Par Benjamin D. · PDG

· Mis à jour le 12 septembre 2026 · Lecture 10 min

Sommaire

Le TPS serveur Minecraft est l'indicateur numéro un quand ton monde se met à saccader : mobs qui glissent, blocs qui reviennent après avoir été cassés, redstone qui déraille. Un TPS sain tourne à 20 ticks par seconde. Dès qu'il tombe sous 18, la partie devient désagréable. Voici une méthode de diagnostic concrète, puis les correctifs qui fonctionnent réellement.



Comprendre le TPS serveur Minecraft avant de toucher à quoi que ce soit

Un tick, c'est une itération complète de la boucle logique du jeu : déplacement des entités, calculs de redstone, croissance des cultures, IA des mobs, sauvegarde progressive des chunks. Le moteur vise 20 ticks par seconde, soit 50 ms de budget par tick. Si le travail à effectuer dépasse ces 50 ms, le tick déborde et le compteur descend sous 20.

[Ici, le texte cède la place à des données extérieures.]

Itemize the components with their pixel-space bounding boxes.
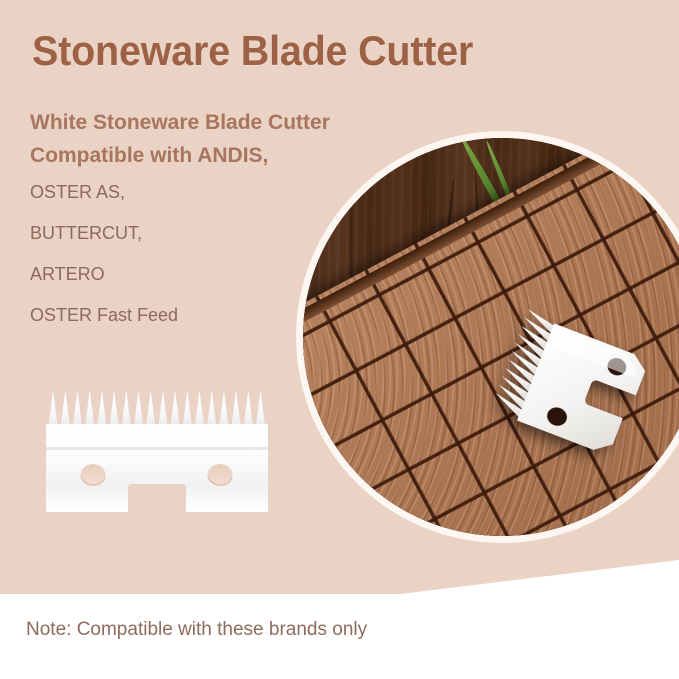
product-blade-illustration [46,384,268,514]
photo-inset-ring [296,131,679,543]
photo-inset [303,138,679,536]
description-line-strong: White Stoneware Blade Cutter [30,106,430,139]
blade-body [46,424,268,512]
compatibility-note: Note: Compatible with these brands only [26,619,367,641]
product-infographic: Stoneware Blade Cutter White Stoneware B… [0,0,679,679]
page-title: Stoneware Blade Cutter [32,28,473,74]
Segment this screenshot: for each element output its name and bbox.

Deux métriques comptent vraiment :

  • TPS : le nombre de ticks réellement exécutés par seconde, moyenné sur 1, 5 et 15 minutes. Utile pour la tendance de fond.
  • MSPT (milliseconds per tick) : le temps réel consommé par tick. Bien plus précis, car un TPS affiché à 20,0 avec un MSPT à 48 ms signifie que tu es à deux doigts de la rupture.
MSPT moyenTPS observéInterprétation
< 25 ms20,0Marge confortable, rien à faire
25 – 40 ms20,0Charge sensible, surveille les pics
40 – 50 ms19,xZone rouge, une seule ferme suffit à faire basculer
> 50 ms< 19Lag ressenti par les joueurs

Erreur classique : confondre TPS bas et ping élevé. Le ping mesure le trajet réseau entre le client et la machine, le TPS mesure la charge CPU du monde. Si ton ping est bon mais que tout le monde saccade en même temps, le problème est côté logique de jeu. Si un seul joueur rame, c'est son réseau ou son client.

Pour l'aspect matériel, ce sont la fréquence CPU mono-cœur et la vitesse du stockage qui pèsent le plus : Minecraft fait encore tourner l'essentiel de sa boucle sur un seul thread, et le chargement de chunks tape lourdement le disque. Une machine Ryzen haute fréquence avec du NVMe chez hébergeur Minecraft change nettement la donne sur un monde chargé en entités.



Diagnostiquer proprement avec spark et les métriques du panel

Lire le TPS en direct

Sur Paper, Purpur ou Spigot, la console te donne l'état instantané :

/tps
/mspt
/spark tps
/spark health --memory

Un TPS à 20 / 20 / 20 sur les trois moyennes, mais des joueurs qui se plaignent : cherche les pics ponctuels avec /spark tps, qui affiche aussi le percentile 95 du MSPT. Ce sont ces micro-freezes de 200 ms qui gâchent le PvP.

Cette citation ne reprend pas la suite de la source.